从序列中选择三个数字，使它们的总和小于一个值

Question

Let's say I have an sequence of numbers :

1, 2, 3, 4, 5, 2, 4, 1

I wonder about algorithm which could say how many possible ways of choosing 3 numbers from sequence above exist, such that their sum doesn't exceed 7?

I was asked to write a program to solve the problem. Are there any program techniques I can use?

I will be appreciate your answer!

Answer 1

To get the lowest 3-sum possible, you will simply need to choose the lowest 3 numbers. If this number is lower than the given number - you are done. Otherwise you can answer - there is no such solution, since every other sum you get is bigger than the one you just found, which by its own is bigger than the desired number.
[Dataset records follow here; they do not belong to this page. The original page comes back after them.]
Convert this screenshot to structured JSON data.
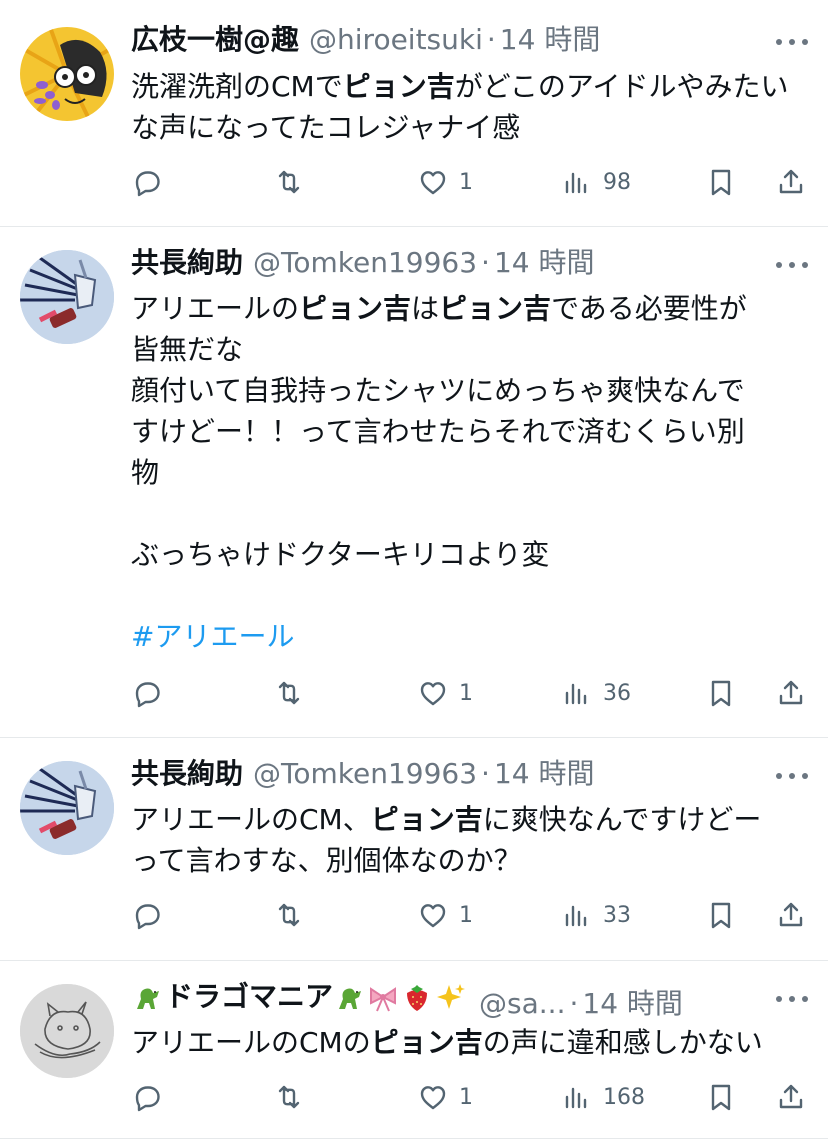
{
  "tweets": [
    {
      "name": "広枝一樹@趣",
      "handle": "@hiroeitsuki",
      "sep": "·",
      "time": "14 時間",
      "text_parts": [
        "洗濯洗剤のCMで",
        "ピョン吉",
        "がどこのアイドルやみたい",
        "な声になってたコレジャナイ感"
      ],
      "likes": "1",
      "views": "98"
    },
    {
      "name": "共長絢助",
      "handle": "@Tomken19963",
      "sep": "·",
      "time": "14 時間",
      "text_parts": [
        "アリエールの",
        "ピョン吉",
        "は",
        "ピョン吉",
        "である必要性が\n皆無だな\n顔付いて自我持ったシャツにめっちゃ爽快なんで\nすけどー！！って言わせたらそれで済むくらい別\n物\n\nぶっちゃけドクターキリコより変\n\n"
      ],
      "hashtag": "#アリエール",
      "likes": "1",
      "views": "36"
    },
    {
      "name": "共長絢助",
      "handle": "@Tomken19963",
      "sep": "·",
      "time": "14 時間",
      "text_parts": [
        "アリエールのCM、",
        "ピョン吉",
        "に爽快なんですけどー\nって言わすな、別個体なのか？"
      ],
      "likes": "1",
      "views": "33"
    },
    {
      "name": "ドラゴマニア",
      "handle": "@sa...",
      "sep": "·",
      "time": "14 時間",
      "text_parts": [
        "アリエールのCMの",
        "ピョン吉",
        "の声に違和感しかない"
      ],
      "likes": "1",
      "views": "168"
    }
  ],
  "icons": {
    "reply": "reply-icon",
    "retweet": "retweet-icon",
    "like": "heart-icon",
    "views": "views-icon",
    "bookmark": "bookmark-icon",
    "share": "share-icon",
    "more": "more-icon"
  },
  "colors": {
    "text": "#0f1419",
    "secondary": "#536471",
    "link": "#1d9bf0",
    "divider": "#e6e9eb"
  }
}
If you wish to find out "How many different summations there are to a number smaller than the given number", that's a different problem, that can be solved using Dynamic Programming in O(n*number*3) = O(n*number) :

f(x,i,3) = (x <+ 0 ? 0 : 1)
f(_,n,_) = 0 //out of bound
f(x,i,used) = f(x-arr[i],i+1, used + 1) + f(x,i+1,used)

Invoke with f(number,0,0)

Answer 2

The following program written in Python 3.4.1 gives one solution that may help you with the problem.

NUMBERS = 1, 2, 3, 4, 5, 2, 4, 1
TARGET = 7
USING = 3

def main():
    candidates = sorted(NUMBERS)[:USING]
    if sum(candidates) <= TARGET:
        print('Your numbers are', candidates)
    else:
        print('Your goal is not possible.')

if __name__ == '__main__':
    main()

---

Edit:

Based on your comment that you want all possible solutions, the following provides this information along with the number of unique solutions. A solution is considered to be the same as another if both have the same numbers in them (regardless of order).

import itertools

NUMBERS = 1, 2, 3, 4, 5, 2, 4, 1
TARGET = 7
USING = 3

def main():
    # Find all possible solutions.
    solutions = []
    for candidates in itertools.combinations(NUMBERS, USING):
        if sum(candidates) <= TARGET:
            print('Solution:', candidates)
            solutions.append(candidates)
    print('There are', len(solutions), 'solutions to your problem.')
    # Find all unique solutions.
    unique = {tuple(sorted(answer)) for answer in solutions}
    print('However, only', len(unique), 'answers are unique.')
    for answer in sorted(unique):
        print('Unique:', answer)

if __name__ == '__main__':
    main()

Answer 3

Use recursion. A C++ solution:

void count(std::vector<int>& arr, int totalTaken, int index, int currentSum, int expectedSum, int *totalSolutions){
        if (index == arr.size()) return;
        if (totalTaken == 3)
            if (currentSum <= expectedSum)
                (*totalSolutions)++;
            else return;
        count(arr, totalTaken++, idex++, curentSum+arr[index],expectedSum, totalSolutions)
        count(arr, totalTaken, index++, currentSum, expectedSum, totalSolutions)
    }

Call with count(your_vector,0,0,0,expectedSum,ptr2int) after the function has exectuted, you will have your result stored in *ptr2int

Answer 4

It is possible to obtain O(n^2) time complexity using two pointers technique:

1. Sort the numbers.
2. Let's fix the middle number. Let's assume that its index is mid.
3. For a fixed mid, you can maintain two indices: low and high. They correspond to the smallest and the biggest number in a sum. Initially, low = mid - 1 and high = mid + 1.
4. Now you can increment high by one in a loop and decrement low as long as the sum of 3 numbers is greater then S. For a fixed high and mid, low shows how many numbers can added to a[mid] and a[high] so that thier sum is <= S. Note that for a fixed mid, high can be incremented O(n) times and low can be decremented only O(n) times. Thus, time complexity is O(n^2).

This algorithm requires only O(1) additional space(for low, mid and high indices).